“This guy’s dead.”
“Well, since you performed an autopsy, I assumed he would be.”
“What I mean is if he hadn’t taken a shot to the skull, he would have died anyway, probably within the next few months.” She waved him over to a computer workstation. On the screen were spectrograph lines of a sample Julia had run. He had no idea what he was looking for. His puzzled expression prompted an explanation.
“Hair sample run through optical emission spectrometer.” The Corporation had bought the million-dollar piece of equipment not only for Julia’s medical bay but also for analyzing trace evidence. It had been key a year earlier tracking a missing shipment of RDX explosives. “During my exam,” Julia explained, “I noticed some pretty significant symptomatology. For one, he was about to suffer complete renal failure. Also, he’s anemic as hell; his gums are severely inflamed with late-stage gingivitis. I noted lesions all along his digestive tract and bloody crusts in both nostrils. It made me think of something, and the hair sample proved it.”
“What’s that?”
“This guy had had long-term exposure to toxic levels of mercury.”
“Mercury?”
“Yep. Without treatment, the mercury, like other heavy metals, builds up in tissue and hair. It eventually shuts the body down, but not before causing madness as it deteriorates the brain. I bet if you recheck the video of the pirate attack, you’ll see these guys fought with little regard for their own lives. The level of mercury contamination would have impaired this one’s judgment to the point where he’d fight on, no matter what.”

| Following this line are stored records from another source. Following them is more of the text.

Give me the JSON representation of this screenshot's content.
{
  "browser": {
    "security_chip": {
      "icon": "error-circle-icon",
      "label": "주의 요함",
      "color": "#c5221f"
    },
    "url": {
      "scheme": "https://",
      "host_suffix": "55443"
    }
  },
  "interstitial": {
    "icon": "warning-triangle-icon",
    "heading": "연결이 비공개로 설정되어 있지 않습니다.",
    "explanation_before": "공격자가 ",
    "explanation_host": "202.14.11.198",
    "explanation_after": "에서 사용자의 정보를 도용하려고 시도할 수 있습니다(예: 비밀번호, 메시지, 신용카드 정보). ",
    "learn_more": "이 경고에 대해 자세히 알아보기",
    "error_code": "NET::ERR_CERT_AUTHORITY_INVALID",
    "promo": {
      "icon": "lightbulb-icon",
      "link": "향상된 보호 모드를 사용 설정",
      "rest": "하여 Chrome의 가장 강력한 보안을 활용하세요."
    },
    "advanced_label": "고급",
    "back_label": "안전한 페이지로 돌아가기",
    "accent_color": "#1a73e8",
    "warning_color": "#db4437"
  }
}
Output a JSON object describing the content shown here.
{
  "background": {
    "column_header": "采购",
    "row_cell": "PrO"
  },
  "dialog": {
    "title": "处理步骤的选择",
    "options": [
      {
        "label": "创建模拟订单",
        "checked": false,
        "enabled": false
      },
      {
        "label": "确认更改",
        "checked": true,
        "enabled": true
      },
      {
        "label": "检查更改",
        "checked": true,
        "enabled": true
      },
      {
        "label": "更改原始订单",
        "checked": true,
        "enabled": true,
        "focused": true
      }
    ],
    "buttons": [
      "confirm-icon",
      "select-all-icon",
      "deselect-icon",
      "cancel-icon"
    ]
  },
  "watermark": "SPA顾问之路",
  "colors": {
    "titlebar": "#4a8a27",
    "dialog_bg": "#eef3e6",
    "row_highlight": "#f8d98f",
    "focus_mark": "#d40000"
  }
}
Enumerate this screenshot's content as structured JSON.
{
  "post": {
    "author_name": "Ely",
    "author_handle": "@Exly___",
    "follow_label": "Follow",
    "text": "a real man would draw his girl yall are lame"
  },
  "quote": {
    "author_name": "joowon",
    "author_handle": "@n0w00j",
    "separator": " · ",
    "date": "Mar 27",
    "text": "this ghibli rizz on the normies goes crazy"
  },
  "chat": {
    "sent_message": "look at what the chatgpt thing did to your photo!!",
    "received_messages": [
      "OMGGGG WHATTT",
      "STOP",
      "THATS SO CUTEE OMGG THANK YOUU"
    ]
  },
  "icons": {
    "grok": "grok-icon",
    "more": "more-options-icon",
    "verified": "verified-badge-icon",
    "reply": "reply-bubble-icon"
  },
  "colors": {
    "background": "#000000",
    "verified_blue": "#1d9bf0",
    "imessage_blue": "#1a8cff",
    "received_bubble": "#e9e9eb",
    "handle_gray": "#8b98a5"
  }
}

“Some of them tried to escape,” Juan pointed out.
“Not all of them had such elevated or prolonged exposure.”
“What about the Chinese?”
“I only checked one for toxicity, and she came up clean.”
“But this guy’s riddled with mercury?”
“You could fill a couple of thermometers off him. I checked two of his compatriots quickly and found the same thing. I bet they’re all suffering to one degree or another.”
Juan ran a hand across his jaw. “If we find the source of the mercury, we might find the pirates’ lair.”
“Stands to reason,” Julia agreed, stripping off her gloves with a sharp snap. She removed her surgical cap and redid her ponytail with a well-practiced twist. “You can get mercury poisoning by eating contaminated fish, but the risk’s mostly to children and women who want to conceive. But with the levels I’m seeing here, I’d put my money on these guys basing themselves someplace close to a contaminated industrial site or an old mercury mine.”
“Any idea if there are such mines in this area?”
 
; “Hey, my job’s medical mysteries and patching you cutthroats back together,” Julia teased. “You want geology lessons, call on someone else.”
“How about their ethnic background? That might help narrow the search.”
“Sorry. The fifteen pirates I have on ice are a veritable United Nations. This one looks Thai or Vietnamese. Three others are either Chinese or Korean, two Caucasians, the others are Indonesian, Filipino, and a mix of everything else.”
“Super,” Juan said acidly. “We have the luck to run across a bunch of politically correct pirates who believe in diversity. Anything else?”
“That’s it for now. I need a few more days to finish up everything.”
“How’s your other patient?”
“Sleeping. Or at least pretending to so she doesn’t have to talk to me. I get the feeling she wants off this tub ASAP.”
“Why am I not surprised? Thanks, Hux.”
Juan had only just gotten back to his cabin and ordered a lunch of steak and kidney pie when Mark Murphy knocked at his door. “What do you have, Murph?”
“I think I found her.”
“Have a seat. So is it a bulk carrier of some kind or a container ship?”
“Neither.” Mark handed over a thin file. Inside was a single photograph and a half-page description.